For drainage I have a hole in the back corner which allows me to connect my shop vac to suck up water from the hydroballs separated by mesh 4ish inches under great!

Thank you so much for the Calcium & vitamin help aswell. The reptile store said 1-2 times a week to bring the deficiency back would be a okay. So once a month is a lot a lot less. I feel so terrible :(. Don't feel terrible, chameleons have very unique care requirements and you are new, you will not automatically know everything and there is a big learning curve to these guys. Give yourself patience and grace. You are in a good place to learn best about how to care for your little guy and that is a wonderful wonderful start. I do agree with Beman on supplementation. Follow what she says :)

I do have this to ask. I’m missing a Reptibreeze and a Fogger in the setup which has been stressing me out. Would you recommend one over the other? Are they kinda useful a necessity? I’ll also probably pick up a bigger hood and redo a lot so my lil guy can be happy. Thank you again! The fogger will actually hydrate your baby at night. In the wild chameleons get their hydration in the early morning when fog banks roll in. We try to mimic this with our fog machines. Its not necessary to keeping chameleons but if you can get temps below 68 degrees at night, it is helpful in keeping your little one hydrated. The Reptibreeze you'll need just because you do need a bigger enclosure, however it doesnt have to be a ReptiBreeze :). You have many options :)

I just got a 24x24x48 mesh cage set in my cart with some corrugated plastic and a fogger!

I just took his bulb and raised it by another few inches from his cage to help with his temps! I set my reader and it said basking was at 78.4 on the basking spot but I know they’re not the most accurate but it is at least down for now!

But now he’s dark and on the ceiling between the UVB bulb and heat lamp. He does this often.
 
I just got a 24x24x48 mesh cage set in my cart with some corrugated plastic and a fogger!

I just took his bulb and raised it by another few inches from his cage to help with his temps!

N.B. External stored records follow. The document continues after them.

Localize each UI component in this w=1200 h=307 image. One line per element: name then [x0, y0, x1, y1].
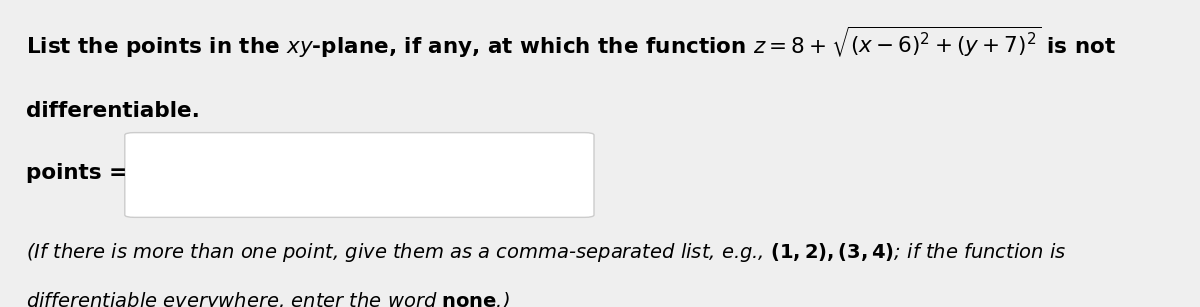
Text: points =: points = — [26, 163, 136, 184]
Text: differentiable everywhere, enter the word $\mathbf{none}$.): differentiable everywhere, enter the wor… — [26, 290, 510, 307]
Text: (If there is more than one point, give them as a comma-separated list, e.g., $\m: (If there is more than one point, give t… — [26, 241, 1067, 264]
Text: List the points in the $\mathit{xy}$-plane, if any, at which the function $z = 8: List the points in the $\mathit{xy}$-pla… — [26, 25, 1116, 60]
FancyBboxPatch shape — [125, 133, 594, 217]
Text: differentiable.: differentiable. — [26, 101, 200, 121]
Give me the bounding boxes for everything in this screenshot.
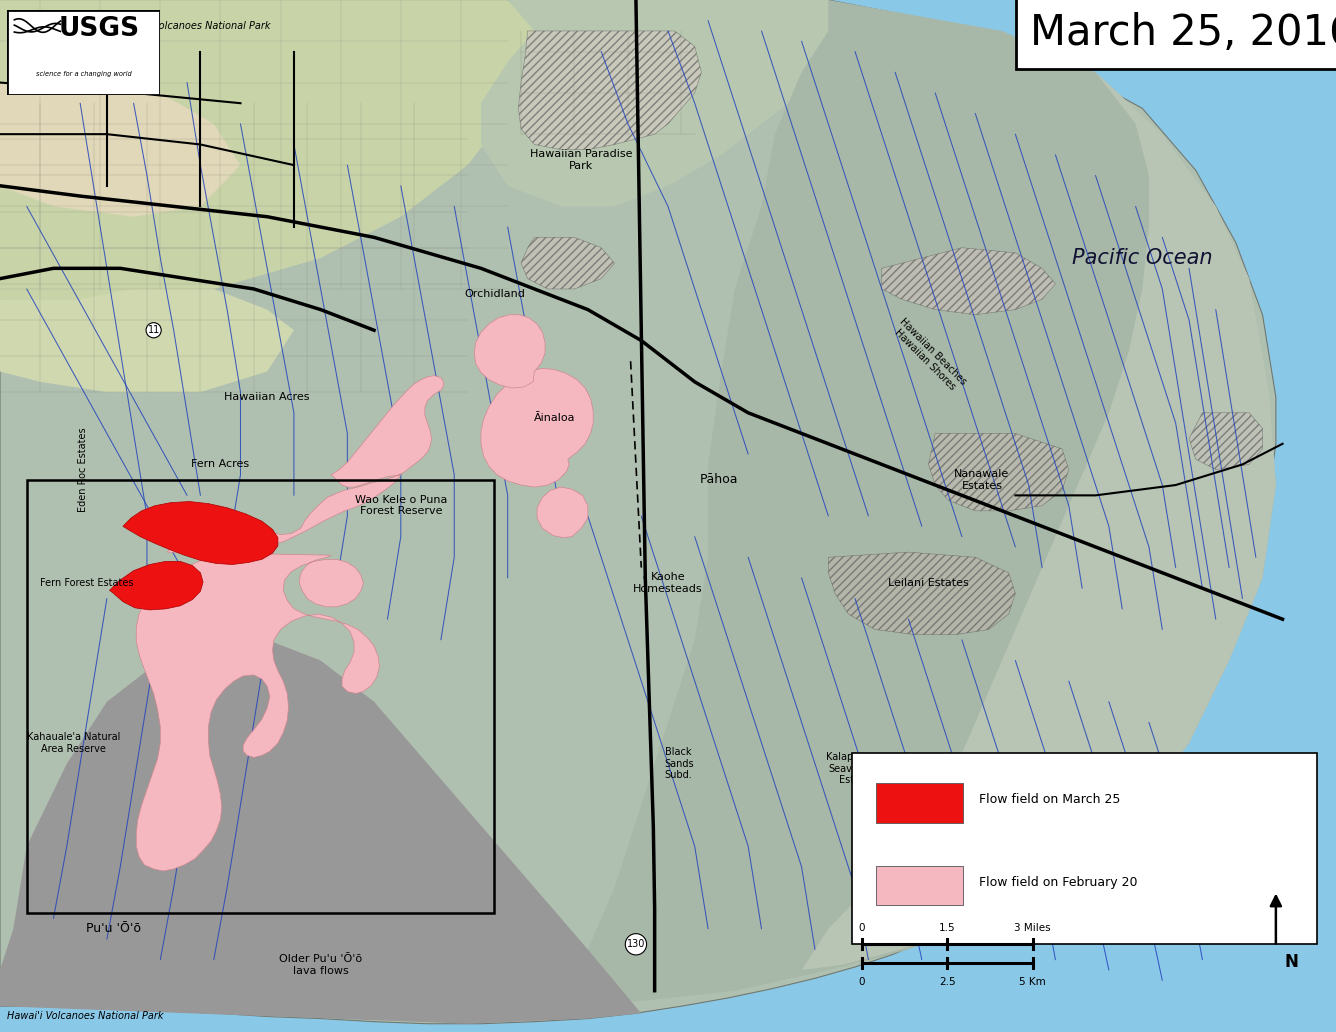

I set my reader and it said basking was at 78.4 on the basking spot but I know they’re not the most accurate but it is at least down for now!

But now he’s dark and on the ceiling between the UVB bulb and heat lamp. He does this often.
What is your ambient temp right now?
 
Just gonna toss in here you want a total of 8-9 inches from the bottom of the fixture to the branches right below it. This puts the cham in the 3 UVI level. So with the fixture being raised you have to account for that distance and add it to the distance of screen to branch. If you are more than 8-9 inches total then the fixture is too far away and you want to adjust it.
 
Ambient temp is 74, should I just try and turn the heat bulb off as a whole for the time being to see if it does much?
You can try it and see how he reacts. Just keep an eye on temps. My boy seems to be the most comfortable at 75/76 degrees. Maybe that will help?
 
Just gonna toss in here you want a total of 8-9 inches from the bottom of the fixture to the branches right below it. This puts the cham in the 3 UVI level. So with the fixture being raised you have to account for that distance and add it to the distance of screen to branch. If you are more than 8-9 inches total then the fixture is too far away and you want to adjust it.
Thank you Beman for catching that!
 
I don't use a basking bulb constantly in any of my jackson's enclosures. I don't use basking at all for the juveniles. When I have a basking lamp it is only 40-50 watts and elevated above the screen at an angle to further limit the heat. I only have the bulbs on for 20-30 minute increments.

I try to keep my ambient temps at 72F.